Symptoms caused by other electrolyte disturbances associated with the deficiency
Persistent hypokalaemia that is not corrected without the administration of magnesium (magnesium deficiency prevents the function of the sodium-potassium pump; potassium cannot enter the intracellular space but is wasted into the urine)
Hyponatraemia
Hypocalcaemia (decreased secretion and end-organ effects of PTH)
Symptoms usually develop only when the plasma magnesium concentration falls below 0.5 mmol/l.
Diagnosis
Suspicion may be raised by the presence of risk factors (longstanding diarrhoea, alcoholism, use of PPI drugs or diuretics) or symptoms (unexplained hypocalcaemia, difficult-to-manage hypokalaemia, neuromuscular symptoms, ventricular arrhythmias).
Determine plasma magnesium; normal range in adults is 0.71-0.94 mmol/l.
Low plasma magnesium level is a sign of magnesium deficiency (except in acute stress reaction, when magnesium moves from the extracellular space into cells), but a normal level does not exclude deficiency.
Magnesium deficiency may also be assessed through daily (24 hour) excretion in urine (about 5.0 mmol/24 h in normomagnesaemia and about 0.5 mmol/24 h in magnesium deficiency).
The cause of established hypomagnesaemia is often revealed through patient history.
If the aetiology of magnesium deficiency is not kidney-related, the magnesium amount in a 24-hour urine sample decreases from 3-5 mmol to less than 1 mmol.
Magnesium tablets are frequently used without plasma magnesium assay for symptomatic treatment of cardiac arrhythmias and leg cramps. The evidence on the effectiveness of the therapy is, however, deficient . A small, even if unnecessary magnesium supplement in the diet is not harmful if the renal function is normal.
A diagnosed deficiency is treated.
Treat the underlying cause if such can be identified. If magnesium deficiency has been caused by diuretic therapy that cannot be discontinued, adding a potassium sparing diuretic in the treatment may help.
Patients on intravenous nutrition need, as maintenance dose, substitution with 4-8 mmol/day (0.1 mmol/kg/day).
Correcting the deficiency requires higher dose, in adults usually 20-40 mmol/day.
Due to the low renal threshold of magnesium (in relation to plasma concentration), it is most efficient to correct the deficiency gradually, over several days.

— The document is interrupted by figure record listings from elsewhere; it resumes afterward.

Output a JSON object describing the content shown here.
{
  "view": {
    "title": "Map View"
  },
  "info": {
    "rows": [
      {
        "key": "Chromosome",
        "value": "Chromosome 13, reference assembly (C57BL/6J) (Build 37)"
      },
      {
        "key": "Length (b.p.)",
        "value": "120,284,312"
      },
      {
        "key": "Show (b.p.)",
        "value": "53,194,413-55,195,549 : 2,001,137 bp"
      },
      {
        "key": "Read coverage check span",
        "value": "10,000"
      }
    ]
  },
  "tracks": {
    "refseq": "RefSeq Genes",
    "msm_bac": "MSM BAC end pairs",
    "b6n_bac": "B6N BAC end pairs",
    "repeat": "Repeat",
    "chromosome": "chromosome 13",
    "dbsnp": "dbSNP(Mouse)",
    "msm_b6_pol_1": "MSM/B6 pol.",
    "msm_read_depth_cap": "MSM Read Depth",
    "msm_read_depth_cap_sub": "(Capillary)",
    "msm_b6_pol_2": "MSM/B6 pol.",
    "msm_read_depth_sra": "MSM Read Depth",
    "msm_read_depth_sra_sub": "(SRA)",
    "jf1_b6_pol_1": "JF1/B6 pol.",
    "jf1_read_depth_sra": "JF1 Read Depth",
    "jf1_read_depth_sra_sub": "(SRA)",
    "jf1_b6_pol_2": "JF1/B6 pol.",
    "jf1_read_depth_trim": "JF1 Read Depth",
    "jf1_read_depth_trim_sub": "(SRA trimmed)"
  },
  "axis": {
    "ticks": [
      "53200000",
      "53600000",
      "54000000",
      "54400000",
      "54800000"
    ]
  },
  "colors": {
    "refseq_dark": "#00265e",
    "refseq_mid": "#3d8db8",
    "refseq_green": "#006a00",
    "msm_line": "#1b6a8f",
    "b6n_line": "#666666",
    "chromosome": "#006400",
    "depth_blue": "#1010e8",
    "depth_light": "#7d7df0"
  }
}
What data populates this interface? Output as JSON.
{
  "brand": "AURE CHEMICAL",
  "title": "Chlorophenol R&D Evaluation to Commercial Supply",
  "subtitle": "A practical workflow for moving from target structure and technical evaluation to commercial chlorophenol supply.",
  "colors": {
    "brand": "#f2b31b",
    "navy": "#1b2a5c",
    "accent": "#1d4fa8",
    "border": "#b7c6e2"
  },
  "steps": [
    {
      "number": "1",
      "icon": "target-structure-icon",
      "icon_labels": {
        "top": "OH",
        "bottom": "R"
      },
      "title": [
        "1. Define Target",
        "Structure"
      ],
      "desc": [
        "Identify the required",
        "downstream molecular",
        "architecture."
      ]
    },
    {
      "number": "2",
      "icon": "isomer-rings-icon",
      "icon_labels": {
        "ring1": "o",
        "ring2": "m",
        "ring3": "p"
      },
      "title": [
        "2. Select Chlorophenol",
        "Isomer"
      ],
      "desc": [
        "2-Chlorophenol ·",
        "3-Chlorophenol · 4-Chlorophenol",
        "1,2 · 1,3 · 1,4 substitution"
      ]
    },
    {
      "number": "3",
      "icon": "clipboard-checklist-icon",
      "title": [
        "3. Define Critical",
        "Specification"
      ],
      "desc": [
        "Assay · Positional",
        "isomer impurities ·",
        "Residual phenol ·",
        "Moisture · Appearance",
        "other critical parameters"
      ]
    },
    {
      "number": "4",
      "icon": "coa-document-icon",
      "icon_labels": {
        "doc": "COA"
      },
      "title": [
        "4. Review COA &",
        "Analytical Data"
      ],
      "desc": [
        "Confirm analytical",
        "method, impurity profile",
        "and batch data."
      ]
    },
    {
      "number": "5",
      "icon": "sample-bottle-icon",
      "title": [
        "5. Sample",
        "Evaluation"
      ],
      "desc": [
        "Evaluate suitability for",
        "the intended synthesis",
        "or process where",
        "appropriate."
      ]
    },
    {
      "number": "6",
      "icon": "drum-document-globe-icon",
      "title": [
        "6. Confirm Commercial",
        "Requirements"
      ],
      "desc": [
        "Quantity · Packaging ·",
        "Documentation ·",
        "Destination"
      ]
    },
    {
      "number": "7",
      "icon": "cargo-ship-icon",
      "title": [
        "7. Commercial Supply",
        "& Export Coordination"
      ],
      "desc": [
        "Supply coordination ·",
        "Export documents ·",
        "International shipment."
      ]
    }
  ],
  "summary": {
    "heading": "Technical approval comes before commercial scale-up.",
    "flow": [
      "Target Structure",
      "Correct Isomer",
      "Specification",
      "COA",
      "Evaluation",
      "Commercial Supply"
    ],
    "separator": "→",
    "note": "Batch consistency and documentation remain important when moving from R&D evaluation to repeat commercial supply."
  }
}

Mild deficiency is treated orally. Magnesium (Mg2+ ) administered at a dose of 10-40 mmol/day (approximately 240-1 000 mg/day) is usually an appropriate dose to correct the deficiency in a patient with normal renal function. Several different magnesium salts are available, the Mg2+ concentrations of which vary.
Severe deficiency (plasma magnesium < 0.5 mmol/l) is treated with intravenous infusion.
Rapid correction on a high dependency unit: 20 mmol of magnesium sulphate is mixed in 100 ml of 0.9% sodium chloride solution and infused over 2 hours.
When using different products, the following conversions may be used: 1 mmol = 2 meq = 24 mg of elementar magnesium (Mg2+ ) = 246 mg of magnesium sulphate.
As an alternative, 25-50 mmol of magnesium sulphate is mixed in 1 000 ml of 5% glucose solution and infused over 24 hours, followed by slow infusion of 25 mmol/24 h for 3-5 days.
In renal failure, magnesium should be administered carefully and plasma magnesium concentration should be closely monitored in order to avoid severe hypermagnesaemia.
If GFR < 30 ml/min/1.73 m2 , dose reduction by at least 50%.